Liverpool nie sprzeda Sturridge’a
Liverpool ma ogromną nadzieję, że Adam Lallana wróci do składu na niedzielny mecz w Premier League z Bournemouth. Z kolei West Ham United wykazuje duże zainteresowanie Danielem Sturridge’em, jednak oferta spotka się z odmową Jürgena Kloppa, informuje Chris Bascombe w piątkowym wydaniu The Daily Telegraph.
Lallana nie był dostępny od ostatniego, towarzyskiego spotkania reprezentacji Anglii z Hiszpanią na Wembley, kiedy nabawił się urazu pachwiny.
Jego nieobecność była odczuwalna dla Liverpoolu, mimo iż w tym czasie, klub zanotował 2 zwycięstwa i remis. 28-latek postrzegany jest jako kluczowy element układanki dla Kloppa.
Wobec kontuzji Philippe'a Coutinho, która wykluczy z gry Brazylijczyka przynajmniej do Sylwestra, rola Lallany na boisku może być jeszcze bardziej znacząca.
Pomocnik wziął udział w czwartkowym treningu i powinien być gotowy na niedzielny wyjazd do Bournemouth. Nie można tego powiedzieć o Sturridge'u, który nie wrócił jeszcze do zajęć z zespołem.
Napastnik po raz ostatni wystąpił w pierwszym składzie 25 października, kiedy Liverpool podejmował na Anfield w Pucharze Ligi Tottenham.
Klopp przed bardzo intensywnym terminarzem w grudniu i styczniu ma nadzieję, że Sturridge szybko upora się z problemem łydki.
Rola Sturridge'a, jako rezerwowego w tym sezonie sprawiła, że snajper jest łakomym kąskiem dla potencjalnych nabywców w styczniowym okienku transferowym.
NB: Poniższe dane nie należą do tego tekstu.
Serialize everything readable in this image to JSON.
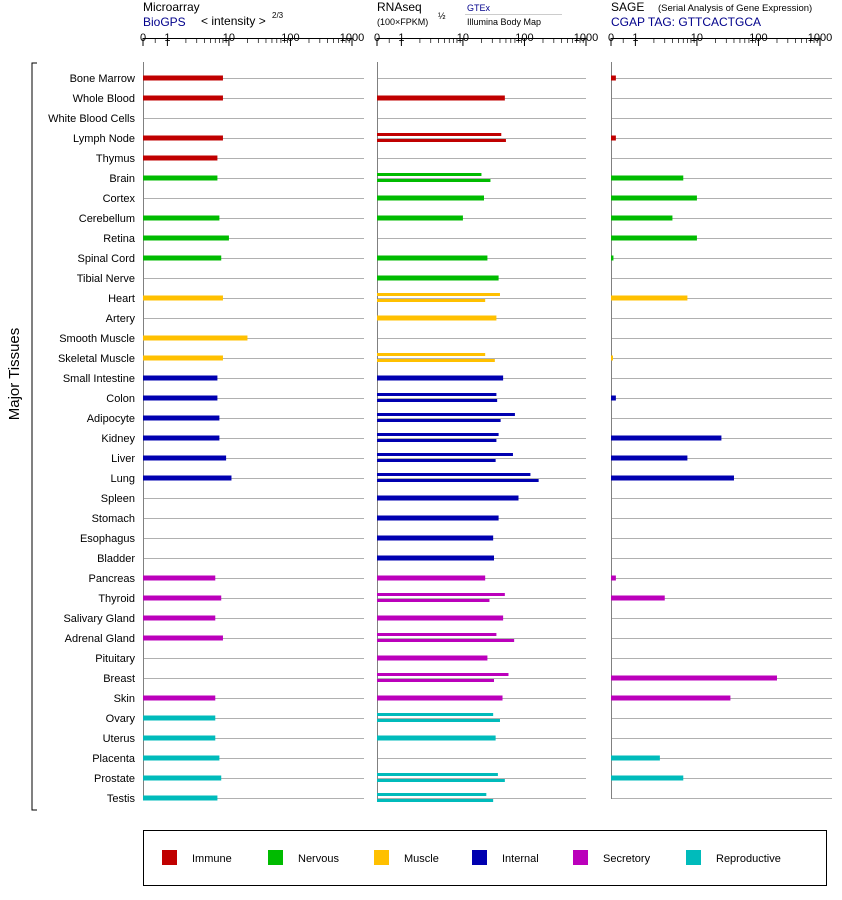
{
  "chart_data": {
    "type": "bar",
    "orientation": "horizontal",
    "y_axis_label": "Major Tissues",
    "categories": [
      "Bone Marrow",
      "Whole Blood",
      "White Blood Cells",
      "Lymph Node",
      "Thymus",
      "Brain",
      "Cortex",
      "Cerebellum",
      "Retina",
      "Spinal Cord",
      "Tibial Nerve",
      "Heart",
      "Artery",
      "Smooth Muscle",
      "Skeletal Muscle",
      "Small Intestine",
      "Colon",
      "Adipocyte",
      "Kidney",
      "Liver",
      "Lung",
      "Spleen",
      "Stomach",
      "Esophagus",
      "Bladder",
      "Pancreas",
      "Thyroid",
      "Salivary Gland",
      "Adrenal Gland",
      "Pituitary",
      "Breast",
      "Skin",
      "Ovary",
      "Uterus",
      "Placenta",
      "Prostate",
      "Testis"
    ],
    "category_group": [
      "Immune",
      "Immune",
      "Immune",
      "Immune",
      "Immune",
      "Nervous",
      "Nervous",
      "Nervous",
      "Nervous",
      "Nervous",
      "Nervous",
      "Muscle",
      "Muscle",
      "Muscle",
      "Muscle",
      "Internal",
      "Internal",
      "Internal",
      "Internal",
      "Internal",
      "Internal",
      "Internal",
      "Internal",
      "Internal",
      "Internal",
      "Secretory",
      "Secretory",
      "Secretory",
      "Secretory",
      "Secretory",
      "Secretory",
      "Secretory",
      "Reproductive",
      "Reproductive",
      "Reproductive",
      "Reproductive",
      "Reproductive"
    ],
    "groups": [
      {
        "name": "Immune",
        "color": "#c00000"
      },
      {
        "name": "Nervous",
        "color": "#00bb00"
      },
      {
        "name": "Muscle",
        "color": "#ffc000"
      },
      {
        "name": "Internal",
        "color": "#0000b0"
      },
      {
        "name": "Secretory",
        "color": "#bb00bb"
      },
      {
        "name": "Reproductive",
        "color": "#00bbbb"
      }
    ],
    "legend_position": "bottom",
    "panels": [
      {
        "title": "Microarray",
        "subtitle": "BioGPS",
        "scale_label": "< intensity >",
        "scale_exponent": "2/3",
        "ticks": [
          "0",
          "1",
          "10",
          "100",
          "1000"
        ],
        "tick_values": [
          0,
          1,
          10,
          100,
          1000
        ],
        "xlim": [
          0,
          1000
        ],
        "values": [
          [
            8
          ],
          [
            8
          ],
          [],
          [
            8
          ],
          [
            6.5
          ],
          [
            6.5
          ],
          [],
          [
            7
          ],
          [
            10
          ],
          [
            7.5
          ],
          [],
          [
            8
          ],
          [],
          [
            20
          ],
          [
            8
          ],
          [
            6.5
          ],
          [
            6.5
          ],
          [
            7
          ],
          [
            7
          ],
          [
            9
          ],
          [
            11
          ],
          [],
          [],
          [],
          [],
          [
            6
          ],
          [
            7.5
          ],
          [
            6
          ],
          [
            8
          ],
          [],
          [],
          [
            6
          ],
          [
            6
          ],
          [
            6
          ],
          [
            7
          ],
          [
            7.5
          ],
          [
            6.5
          ]
        ]
      },
      {
        "title": "RNAseq",
        "scale_label": "(100×FPKM)",
        "scale_exponent": "½",
        "legend_top": "GTEx",
        "legend_bottom": "Illumina Body Map",
        "ticks": [
          "0",
          "1",
          "10",
          "100",
          "1000"
        ],
        "tick_values": [
          0,
          1,
          10,
          100,
          1000
        ],
        "xlim": [
          0,
          1000
        ],
        "values": [
          [],
          [
            48
          ],
          [],
          [
            42,
            50
          ],
          [],
          [
            20,
            28
          ],
          [
            22
          ],
          [
            10
          ],
          [],
          [
            25
          ],
          [
            38
          ],
          [
            40,
            23
          ],
          [
            35
          ],
          [],
          [
            23,
            33
          ],
          [
            45
          ],
          [
            35,
            36
          ],
          [
            70,
            41
          ],
          [
            38,
            35
          ],
          [
            65,
            34
          ],
          [
            125,
            170
          ],
          [
            80
          ],
          [
            38
          ],
          [
            31
          ],
          [
            32
          ],
          [
            23
          ],
          [
            48,
            27
          ],
          [
            45
          ],
          [
            35,
            68
          ],
          [
            25
          ],
          [
            55,
            32
          ],
          [
            44
          ],
          [
            31,
            40
          ],
          [
            34
          ],
          [],
          [
            37,
            48
          ],
          [
            24,
            31
          ]
        ]
      },
      {
        "title": "SAGE",
        "title_note": "(Serial Analysis of Gene Expression)",
        "subtitle": "CGAP TAG: GTTCACTGCA",
        "ticks": [
          "0",
          "1",
          "10",
          "100",
          "1000"
        ],
        "tick_values": [
          0,
          1,
          10,
          100,
          1000
        ],
        "xlim": [
          0,
          1000
        ],
        "values": [
          [
            0.2
          ],
          [],
          [],
          [
            0.2
          ],
          [],
          [
            6
          ],
          [
            10
          ],
          [
            4
          ],
          [
            10
          ],
          [
            0.1
          ],
          [],
          [
            7
          ],
          [],
          [],
          [
            0.05
          ],
          [],
          [
            0.2
          ],
          [],
          [
            25
          ],
          [
            7
          ],
          [
            40
          ],
          [],
          [],
          [],
          [],
          [
            0.2
          ],
          [
            3
          ],
          [],
          [],
          [],
          [
            200
          ],
          [
            35
          ],
          [],
          [],
          [
            2.5
          ],
          [
            6
          ],
          []
        ]
      }
    ]
  }
}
Największe zainteresowanie wykazuje West Ham. Młoty są zdeterminowane, by wzmocnić skład, co pomoże fanom zapomnieć o rozczarowującym początku sezonu klubu z Londynu.
Jürgen Klopp jest zwolennikiem wzmocnienia swojej drużyny w styczniu, a nie osłabiania składu. Niemiecki menadżer jest jednak skłonny cierpliwie poczekać do lata, jeśli zimą klub nie będzie w stanie sprowadzić wybranych piłkarzy.
Chris Bascombe
Komentarze (9)
1. Jeśli ktoś niszczy karierę Sturridgowi to on sam, bo się mazgai jak panienka, że co chwila go coś boli - to raczej problem z głową.
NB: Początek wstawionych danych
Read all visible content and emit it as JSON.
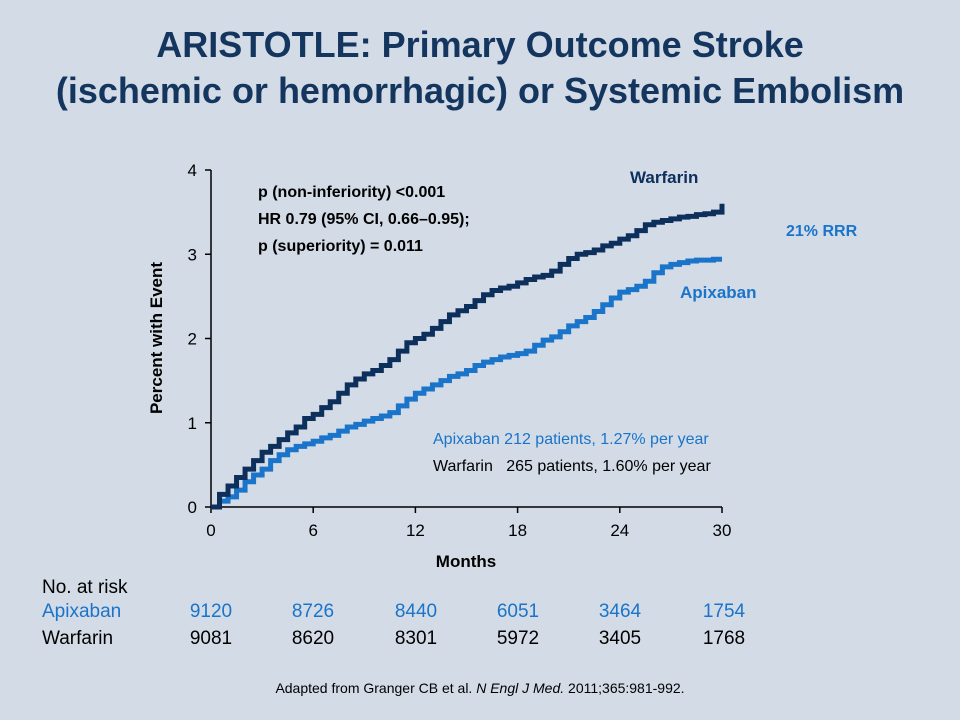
{
  "slide": {
    "title_line1": "ARISTOTLE: Primary Outcome Stroke",
    "title_line2": "(ischemic or hemorrhagic) or Systemic Embolism",
    "source_prefix": "Adapted from Granger CB et al.",
    "source_journal": "N Engl J Med.",
    "source_suffix": "2011;365:981-992."
  },
  "colors": {
    "warfarin": "#0d2f5c",
    "apixaban": "#1a74c9",
    "title": "#14355e",
    "background": "#d3dbe6"
  },
  "chart_data": {
    "type": "line",
    "xlabel": "Months",
    "ylabel": "Percent with Event",
    "xlim": [
      0,
      30
    ],
    "ylim": [
      0,
      4
    ],
    "xticks": [
      0,
      6,
      12,
      18,
      24,
      30
    ],
    "yticks": [
      0,
      1,
      2,
      3,
      4
    ],
    "grid": false,
    "series": [
      {
        "name": "Warfarin",
        "color": "#0d2f5c",
        "x": [
          0,
          0.5,
          1,
          1.5,
          2,
          2.5,
          3,
          3.5,
          4,
          4.5,
          5,
          5.5,
          6,
          6.5,
          7,
          7.5,
          8,
          8.5,
          9,
          9.5,
          10,
          10.5,
          11,
          11.5,
          12,
          12.5,
          13,
          13.5,
          14,
          14.5,
          15,
          15.5,
          16,
          16.5,
          17,
          17.5,
          18,
          18.5,
          19,
          19.5,
          20,
          20.5,
          21,
          21.5,
          22,
          22.5,
          23,
          23.5,
          24,
          24.5,
          25,
          25.5,
          26,
          26.5,
          27,
          27.5,
          28,
          28.5,
          29,
          29.5,
          30
        ],
        "values": [
          0,
          0.15,
          0.25,
          0.35,
          0.45,
          0.55,
          0.65,
          0.72,
          0.8,
          0.88,
          0.95,
          1.05,
          1.1,
          1.18,
          1.25,
          1.35,
          1.45,
          1.52,
          1.58,
          1.62,
          1.68,
          1.75,
          1.85,
          1.95,
          2.0,
          2.05,
          2.12,
          2.2,
          2.28,
          2.33,
          2.38,
          2.45,
          2.52,
          2.57,
          2.6,
          2.62,
          2.66,
          2.7,
          2.73,
          2.75,
          2.8,
          2.88,
          2.95,
          3.0,
          3.02,
          3.05,
          3.1,
          3.13,
          3.18,
          3.22,
          3.28,
          3.35,
          3.38,
          3.4,
          3.42,
          3.44,
          3.45,
          3.47,
          3.48,
          3.5,
          3.6
        ]
      },
      {
        "name": "Apixaban",
        "color": "#1a74c9",
        "x": [
          0,
          0.5,
          1,
          1.5,
          2,
          2.5,
          3,
          3.5,
          4,
          4.5,
          5,
          5.5,
          6,
          6.5,
          7,
          7.5,
          8,
          8.5,
          9,
          9.5,
          10,
          10.5,
          11,
          11.5,
          12,
          12.5,
          13,
          13.5,
          14,
          14.5,
          15,
          15.5,
          16,
          16.5,
          17,
          17.5,
          18,
          18.5,
          19,
          19.5,
          20,
          20.5,
          21,
          21.5,
          22,
          22.5,
          23,
          23.5,
          24,
          24.5,
          25,
          25.5,
          26,
          26.5,
          27,
          27.5,
          28,
          28.5,
          29,
          29.5,
          30
        ],
        "values": [
          0,
          0.07,
          0.12,
          0.2,
          0.3,
          0.38,
          0.45,
          0.55,
          0.62,
          0.68,
          0.72,
          0.75,
          0.78,
          0.82,
          0.85,
          0.9,
          0.95,
          0.98,
          1.02,
          1.05,
          1.08,
          1.12,
          1.2,
          1.28,
          1.35,
          1.4,
          1.45,
          1.5,
          1.55,
          1.58,
          1.62,
          1.68,
          1.72,
          1.75,
          1.78,
          1.8,
          1.82,
          1.85,
          1.92,
          1.98,
          2.02,
          2.08,
          2.15,
          2.2,
          2.25,
          2.32,
          2.4,
          2.48,
          2.55,
          2.58,
          2.62,
          2.68,
          2.78,
          2.85,
          2.88,
          2.9,
          2.92,
          2.93,
          2.93,
          2.94,
          2.94
        ]
      }
    ],
    "annotations": {
      "stats_line1": "p (non-inferiority) <0.001",
      "stats_line2": "HR 0.79 (95% CI, 0.66–0.95);",
      "stats_line3": "p (superiority) = 0.011",
      "warfarin_label": "Warfarin",
      "apixaban_label": "Apixaban",
      "rrr": "21% RRR",
      "apixaban_summary": "Apixaban 212 patients, 1.27% per year",
      "warfarin_summary": "Warfarin   265 patients, 1.60% per year"
    }
  },
  "risk_table": {
    "header": "No. at risk",
    "rows": [
      {
        "label": "Apixaban",
        "values": [
          "9120",
          "8726",
          "8440",
          "6051",
          "3464",
          "1754"
        ]
      },
      {
        "label": "Warfarin",
        "values": [
          "9081",
          "8620",
          "8301",
          "5972",
          "3405",
          "1768"
        ]
      }
    ]
  }
}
2. Trudno nie jest zrozumieć, że Klopp ma co do niego ambitny plan zrobić z niego jeszcze lepszego napastnika. Po prostu musimy czekać na efekty tego, gdzie najszybciej będzie to po nowym roku. Szybciej jeśli TFU! Origi wypadnie.
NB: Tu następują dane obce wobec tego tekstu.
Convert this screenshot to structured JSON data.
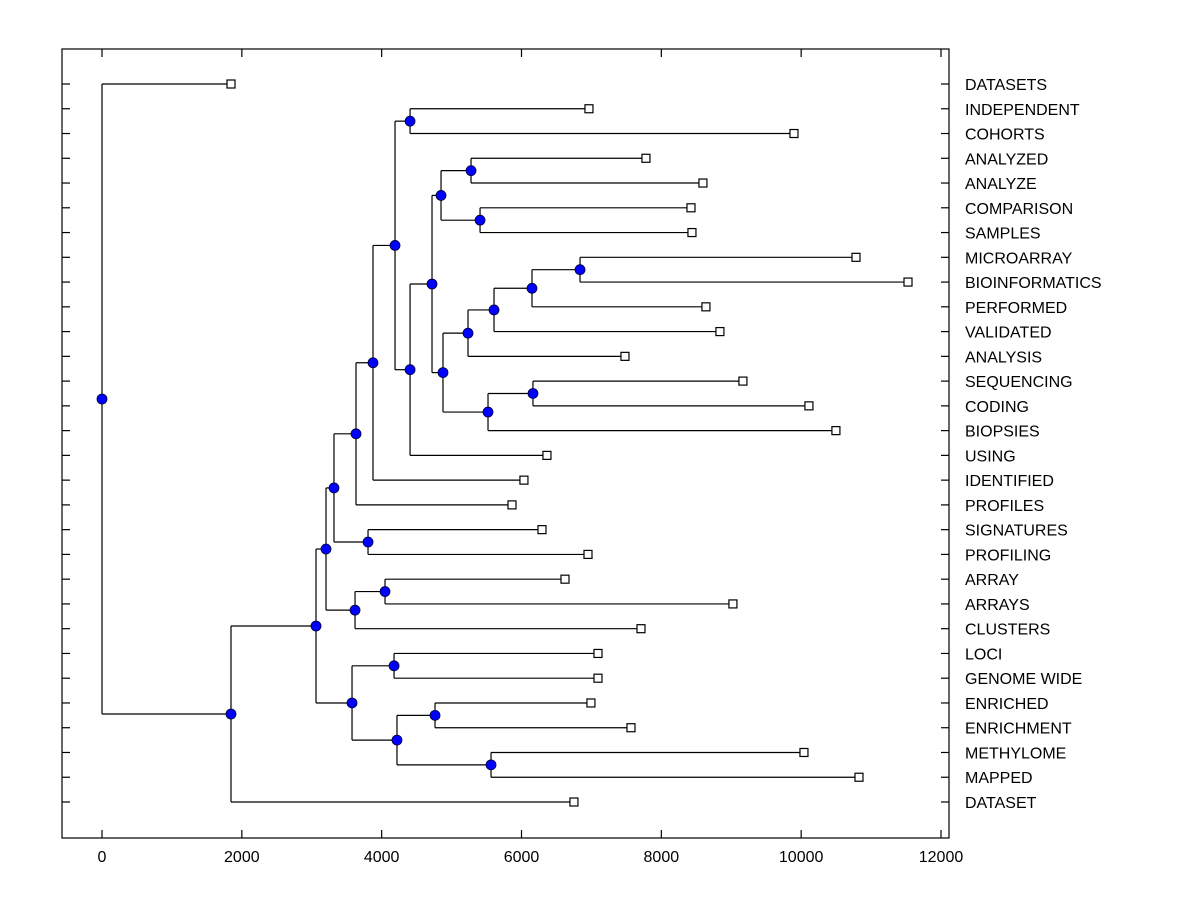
{
  "chart_data": {
    "type": "dendrogram",
    "title": "",
    "xlabel": "",
    "ylabel": "",
    "xlim": [
      -600,
      12100
    ],
    "x_ticks": [
      0,
      2000,
      4000,
      6000,
      8000,
      10000,
      12000
    ],
    "x_tick_labels": [
      "0",
      "2000",
      "4000",
      "6000",
      "8000",
      "10000",
      "12000"
    ],
    "grid": false,
    "orientation": "root-left",
    "node_color": "#0000FF",
    "leaf_marker_color": "#FFFFFF",
    "line_color": "#000000",
    "leaves": [
      {
        "label": "DATASETS",
        "value": 1845
      },
      {
        "label": "INDEPENDENT",
        "value": 6965
      },
      {
        "label": "COHORTS",
        "value": 9897
      },
      {
        "label": "ANALYZED",
        "value": 7780
      },
      {
        "label": "ANALYZE",
        "value": 8595
      },
      {
        "label": "COMPARISON",
        "value": 8424
      },
      {
        "label": "SAMPLES",
        "value": 8438
      },
      {
        "label": "MICROARRAY",
        "value": 10784
      },
      {
        "label": "BIOINFORMATICS",
        "value": 11528
      },
      {
        "label": "PERFORMED",
        "value": 8638
      },
      {
        "label": "VALIDATED",
        "value": 8838
      },
      {
        "label": "ANALYSIS",
        "value": 7480
      },
      {
        "label": "SEQUENCING",
        "value": 9167
      },
      {
        "label": "CODING",
        "value": 10111
      },
      {
        "label": "BIOPSIES",
        "value": 10497
      },
      {
        "label": "USING",
        "value": 6364
      },
      {
        "label": "IDENTIFIED",
        "value": 6035
      },
      {
        "label": "PROFILES",
        "value": 5864
      },
      {
        "label": "SIGNATURES",
        "value": 6293
      },
      {
        "label": "PROFILING",
        "value": 6951
      },
      {
        "label": "ARRAY",
        "value": 6622
      },
      {
        "label": "ARRAYS",
        "value": 9024
      },
      {
        "label": "CLUSTERS",
        "value": 7709
      },
      {
        "label": "LOCI",
        "value": 7094
      },
      {
        "label": "GENOME WIDE",
        "value": 7094
      },
      {
        "label": "ENRICHED",
        "value": 6993
      },
      {
        "label": "ENRICHMENT",
        "value": 7566
      },
      {
        "label": "METHYLOME",
        "value": 10040
      },
      {
        "label": "MAPPED",
        "value": 10827
      },
      {
        "label": "DATASET",
        "value": 6750
      }
    ],
    "tree": {
      "id": "root",
      "value": 0,
      "children": [
        {
          "leaf": 0
        },
        {
          "id": "A",
          "value": 1845,
          "children": [
            {
              "id": "B",
              "value": 3061,
              "children": [
                {
                  "id": "C",
                  "value": 3204,
                  "children": [
                    {
                      "id": "I",
                      "value": 3318,
                      "children": [
                        {
                          "id": "L",
                          "value": 3633,
                          "children": [
                            {
                              "id": "N",
                              "value": 3876,
                              "children": [
                                {
                                  "id": "O",
                                  "value": 4191,
                                  "children": [
                                    {
                                      "id": "P",
                                      "value": 4406,
                                      "children": [
                                        {
                                          "leaf": 1
                                        },
                                        {
                                          "leaf": 2
                                        }
                                      ]
                                    },
                                    {
                                      "id": "Q",
                                      "value": 4406,
                                      "children": [
                                        {
                                          "id": "R",
                                          "value": 4720,
                                          "children": [
                                            {
                                              "id": "S",
                                              "value": 4849,
                                              "children": [
                                                {
                                                  "id": "U",
                                                  "value": 5278,
                                                  "children": [
                                                    {
                                                      "leaf": 3
                                                    },
                                                    {
                                                      "leaf": 4
                                                    }
                                                  ]
                                                },
                                                {
                                                  "id": "V",
                                                  "value": 5407,
                                                  "children": [
                                                    {
                                                      "leaf": 5
                                                    },
                                                    {
                                                      "leaf": 6
                                                    }
                                                  ]
                                                }
                                              ]
                                            },
                                            {
                                              "id": "T",
                                              "value": 4877,
                                              "children": [
                                                {
                                                  "id": "W",
                                                  "value": 5235,
                                                  "children": [
                                                    {
                                                      "id": "Y",
                                                      "value": 5607,
                                                      "children": [
                                                        {
                                                          "id": "Z",
                                                          "value": 6150,
                                                          "children": [
                                                            {
                                                              "id": "AA",
                                                              "value": 6837,
                                                              "children": [
                                                                {
                                                                  "leaf": 7
                                                                },
                                                                {
                                                                  "leaf": 8
                                                                }
                                                              ]
                                                            },
                                                            {
                                                              "leaf": 9
                                                            }
                                                          ]
                                                        },
                                                        {
                                                          "leaf": 10
                                                        }
                                                      ]
                                                    },
                                                    {
                                                      "leaf": 11
                                                    }
                                                  ]
                                                },
                                                {
                                                  "id": "X",
                                                  "value": 5521,
                                                  "children": [
                                                    {
                                                      "id": "AB",
                                                      "value": 6164,
                                                      "children": [
                                                        {
                                                          "leaf": 12
                                                        },
                                                        {
                                                          "leaf": 13
                                                        }
                                                      ]
                                                    },
                                                    {
                                                      "leaf": 14
                                                    }
                                                  ]
                                                }
                                              ]
                                            }
                                          ]
                                        },
                                        {
                                          "leaf": 15
                                        }
                                      ]
                                    }
                                  ]
                                },
                                {
                                  "leaf": 16
                                }
                              ]
                            },
                            {
                              "leaf": 17
                            }
                          ]
                        },
                        {
                          "id": "M",
                          "value": 3805,
                          "children": [
                            {
                              "leaf": 18
                            },
                            {
                              "leaf": 19
                            }
                          ]
                        }
                      ]
                    },
                    {
                      "id": "J",
                      "value": 3619,
                      "children": [
                        {
                          "id": "K",
                          "value": 4048,
                          "children": [
                            {
                              "leaf": 20
                            },
                            {
                              "leaf": 21
                            }
                          ]
                        },
                        {
                          "leaf": 22
                        }
                      ]
                    }
                  ]
                },
                {
                  "id": "D",
                  "value": 3576,
                  "children": [
                    {
                      "id": "E",
                      "value": 4177,
                      "children": [
                        {
                          "leaf": 23
                        },
                        {
                          "leaf": 24
                        }
                      ]
                    },
                    {
                      "id": "F",
                      "value": 4219,
                      "children": [
                        {
                          "id": "G",
                          "value": 4763,
                          "children": [
                            {
                              "leaf": 25
                            },
                            {
                              "leaf": 26
                            }
                          ]
                        },
                        {
                          "id": "H",
                          "value": 5564,
                          "children": [
                            {
                              "leaf": 27
                            },
                            {
                              "leaf": 28
                            }
                          ]
                        }
                      ]
                    }
                  ]
                }
              ]
            },
            {
              "leaf": 29
            }
          ]
        }
      ]
    }
  }
}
Sturridge ma obecnie problem z łydką. A przynajmniej on tak twierdzi. Myślę, że jest trochę tak i tak. Faktycznie po sezonie 13/14 miał dużą przerwę i te jego powroty były szarpane. Wydaje mi się, że to jednak nie jest sprawa mięśni a jego podejścia. Już kilka razy było tak, że Stu narzekał na bóle łydek, ud, chociaż lekarze żadnych nieprawidłowości nie zauważyli.
Mi nie chodziło o sprzedaz Sturridga, bo jest za słaby, wręcz przeciwnie to jeden z najlepszych napastników na świecie. Piszesz, ze się obudzi, jak się ma obudzić grając 5-10 minut? Napastnik musi być w rytmie meczowym, a wpuszczanie zawodnika na 5-10 minut to proszenie się o kontuzje i granie na psychice. Jak ma odpalić tu musi zagrać chociaż w kilku meczach, nawet te 45 minut. I nie wiem po czym stwierdzasz, że Stu teraz śpi? Jak można ocenić kogoś 5 minutowy występ?